Der letzte Campingplatz ist zwischen Göteborg und Malmö gelegen. Es gibt einen frei verfügbaren Pool, den wir uns zweimal buchen und einen ebenfalls frei verfügbaren Sonnenuntergang am campingeigenen Sandstrand.

Die Tage in Schweden sind gezählt. Freitag ist Abreisetag. Kathi fährt mit dem Zug voraus. Anna, Theo und ich machen die Nachhut. Wir verbringen einen schönen letzten Tag in Malmö.

Wir machen Rast im Kungsparken und bestaunen die alten Bäume, welche teilweise über 150 Jahre alt sind.

Wir setzen mit der Fähre von Malmö nach Travemünde über. Es gibt noch einen Bonusurlaubstag in Schleswig-Holstein. Anne und Anne erwarten uns für einen gemeinsamen Urlaubstag im schönen Plön.

Und auch in Plön gibt es alte Rotbuchen.

Es war ein Supertag mit Anne und Anne. Ein würdiger Abschluss unserer 75 tägigen Reise. Hatte ich aber auch nicht anders erwartet 😉

Nun sind wir wieder gesund und munter in Rheine angekommen und beschäftigen uns die nächsten Tage mit der Nachbereitung. Gehört auch mit zum Campingurlaub.
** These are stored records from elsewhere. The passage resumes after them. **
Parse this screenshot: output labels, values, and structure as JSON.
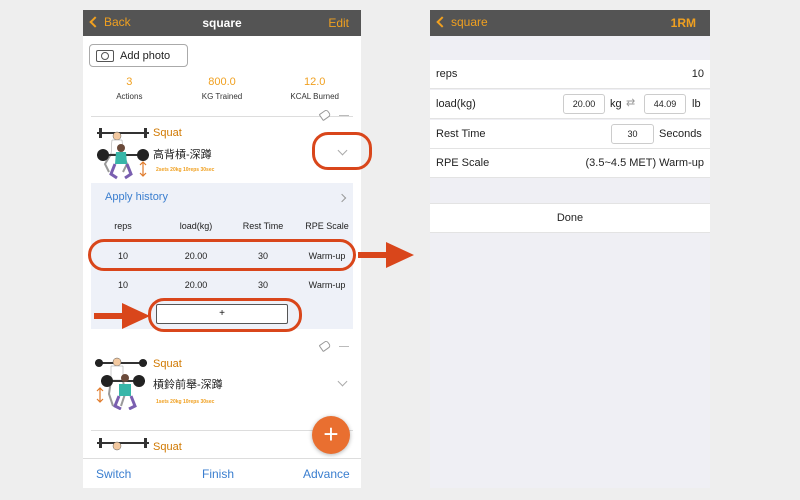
{
  "left": {
    "nav": {
      "back": "Back",
      "title": "square",
      "edit": "Edit"
    },
    "add_photo": "Add photo",
    "stats": [
      {
        "value": "3",
        "label": "Actions"
      },
      {
        "value": "800.0",
        "label": "KG Trained"
      },
      {
        "value": "12.0",
        "label": "KCAL Burned"
      }
    ],
    "exercises": [
      {
        "name": "Squat",
        "subname": "高背槓-深蹲",
        "detail": "2sets 20kg 10reps 30sec"
      },
      {
        "name": "Squat",
        "subname": "槓鈴前舉-深蹲",
        "detail": "1sets 20kg 10reps 30sec"
      },
      {
        "name": "Squat"
      }
    ],
    "history": {
      "apply": "Apply history",
      "headers": [
        "reps",
        "load(kg)",
        "Rest Time",
        "RPE Scale"
      ],
      "rows": [
        [
          "10",
          "20.00",
          "30",
          "Warm-up"
        ],
        [
          "10",
          "20.00",
          "30",
          "Warm-up"
        ]
      ],
      "add": "+"
    },
    "fab": "+",
    "tabs": [
      "Switch",
      "Finish",
      "Advance"
    ]
  },
  "right": {
    "nav": {
      "back": "square",
      "action": "1RM"
    },
    "reps": {
      "label": "reps",
      "value": "10"
    },
    "load": {
      "label": "load(kg)",
      "kg_value": "20.00",
      "kg_unit": "kg",
      "swap": "⇄",
      "lb_value": "44.09",
      "lb_unit": "lb"
    },
    "rest": {
      "label": "Rest Time",
      "value": "30",
      "unit": "Seconds"
    },
    "rpe": {
      "label": "RPE Scale",
      "value": "(3.5~4.5 MET) Warm-up"
    },
    "done": "Done"
  },
  "colors": {
    "accent": "#f0a020",
    "link": "#3a7ecf",
    "annotation": "#d9461b",
    "navbar": "#545454"
  }
}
Für alle Statistik interessierten:

Wir sind 93 Stunden im Auto durch Schweden (und ein bisschen Deutschland) gefahren. Abgefahren, nicht wahr?
Sind 285,3 L verfahrener Diesel, bei 16,2 Kronen Durschnittspreis macht das umgerechnet 451 € für Sprit. Geht eigentlich, für 93 Stunden Auto fahren.